Question

Using the factor theorem it is found that a + b, b + c and c + a are three factors of the determinant \[\left| \left. \begin{matrix}
   -2a & a+b & a+c \\
   b+a & -2b & b+c \\
   c+a & c+b & -2c \\
\end{matrix} \right| \right.\] . The other factor in the value of the determinant

Answer 1

Hint: To solve this problem first we have to make the necessary assumption to simplify the given terms and then we have to apply some of the row and column operations to solve the determinant.
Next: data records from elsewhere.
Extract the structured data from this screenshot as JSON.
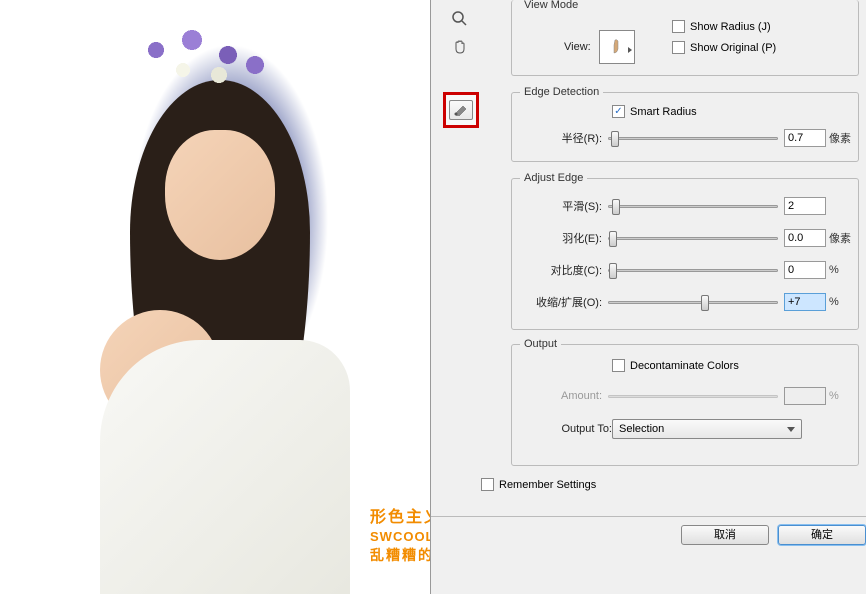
{
  "viewMode": {
    "title": "View Mode",
    "viewLabel": "View:",
    "showRadius": "Show Radius (J)",
    "showOriginal": "Show Original (P)",
    "showRadiusChecked": false,
    "showOriginalChecked": false
  },
  "edgeDetection": {
    "title": "Edge Detection",
    "smartRadius": "Smart Radius",
    "smartRadiusChecked": true,
    "radiusLabel": "半径(R):",
    "radiusValue": "0.7",
    "radiusUnit": "像素"
  },
  "adjustEdge": {
    "title": "Adjust Edge",
    "smoothLabel": "平滑(S):",
    "smoothValue": "2",
    "featherLabel": "羽化(E):",
    "featherValue": "0.0",
    "featherUnit": "像素",
    "contrastLabel": "对比度(C):",
    "contrastValue": "0",
    "contrastUnit": "%",
    "shiftLabel": "收缩/扩展(O):",
    "shiftValue": "+7",
    "shiftUnit": "%"
  },
  "output": {
    "title": "Output",
    "decontaminate": "Decontaminate Colors",
    "decontaminateChecked": false,
    "amountLabel": "Amount:",
    "amountUnit": "%",
    "outputToLabel": "Output To:",
    "outputToValue": "Selection"
  },
  "remember": {
    "label": "Remember Settings",
    "checked": false
  },
  "buttons": {
    "cancel": "取消",
    "ok": "确定"
  },
  "watermark": {
    "line1": "形色主义",
    "line2": "SWCOOL.COM",
    "line3": "乱糟糟的季节"
  },
  "icons": {
    "zoom": "zoom-icon",
    "hand": "hand-icon",
    "brush": "brush-icon"
  }
}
Then the simplified determinant will leave us with the required answer.

Complete step-by-step solution:
Let \[\Delta =\left| \left. \begin{matrix}
   -2a & a+b & a+c \\
   b+a & -2b & b+c \\
   c+a & c+b & -2c \\
\end{matrix} \right| \right.\]
And let $a + b = 2C, b + c = 2A, c + a = 2B$
\[\Rightarrow \] $a + b + b + c + c + a = 2A + 2B + 2C$
\[\Rightarrow \] \[2\left( a+b+c \right)\] = \[2\left( A+B+C \right)\]
\[\Rightarrow \] \[\left( a+b+c \right)\] = \[\left( A+B+C \right)\]
Also we have,
\[a=\left( a+b+c \right)-\left( b+c \right)\] = \[\left( A+B+C \right)-2A\] = \[B+C-A\]
Similarly we get,
\[b=C+A-B\]
\[c=A+B-C\]
Now on substitution in \[\Delta \] , we get
\[\Delta =\left| \left. \begin{matrix}
   2A-2B-2C & 2C & 2B \\
   2C & 2B-2C-2A & 2A \\
   2B & 2A & 2C-2A-2B \\
\end{matrix} \right| \right.\]
We can take 2 common from \[{{R}_{1}},{{R}_{2}},{{R}_{3}}\]
\[\Rightarrow 8\times \left| \left. \begin{matrix}
   A-B-C & C & B \\
   C & B-C-A & A \\
   B & A & C-A-B \\
\end{matrix} \right| \right.\]
On applying \[{{C}_{1}}\to {{C}_{1}}+{{C}_{2}},{{C}_{2}}\to {{C}_{2}}+{{C}_{3}}\] , we get
\[\Rightarrow 8\times \left| \left. \begin{matrix}
   A-B & C+B & B \\
   B-A & B-C & A \\
   B+A & C-B & C-A-B \\
\end{matrix} \right| \right.\]
On applying \[{{R}_{2}}\to {{R}_{2}}+{{R}_{1}},{{R}_{3}}\to {{R}_{3}}+{{R}_{2}}\] , we get
\[\Rightarrow 8\times \left| \left. \begin{matrix}
   A-B & B+C & B \\
   0 & 2B & A+B \\
   2B & 0 & C-B \\
\end{matrix} \right| \right.\]
Now let us expand along \[{{C}_{1}}\]
\[\Rightarrow 8\times \left\{ \left( A-B \right)\left| \left. \begin{matrix}
   2B & A+B \\
   0 & C-B \\
\end{matrix} \right|+\left( 2B \right)\left| \left. \begin{matrix}
   C+B & B \\
   2B & A+B \\
\end{matrix} \right| \right. \right. \right\}\]
\[\Rightarrow 16B\left\{ \left( A-B \right)\left( C-B \right)+\left( C+B \right)\left( A+B \right)-2{{B}^{2}} \right\}\]
Now let us simplify this to get as below,
\[\Rightarrow 32ABC\]
We should re substitute the values of A, B and C,
\[\Rightarrow 32\left( \dfrac{b+c}{2} \right)\left( \dfrac{c+a}{2} \right)\left( \dfrac{a+b}{2} \right)\]
\[\Rightarrow 4\left( b+c \right)\left( c+a \right)\left( a+b \right)\]
Hence 4 is the other factor of the determinant.

Note: Students should be aware of the row and column operation to be applied to get the simplified form of the determinant. We can also solve this determinate only by basic expansion of the determinant but sometimes students may get confused and miss the terms while expanding.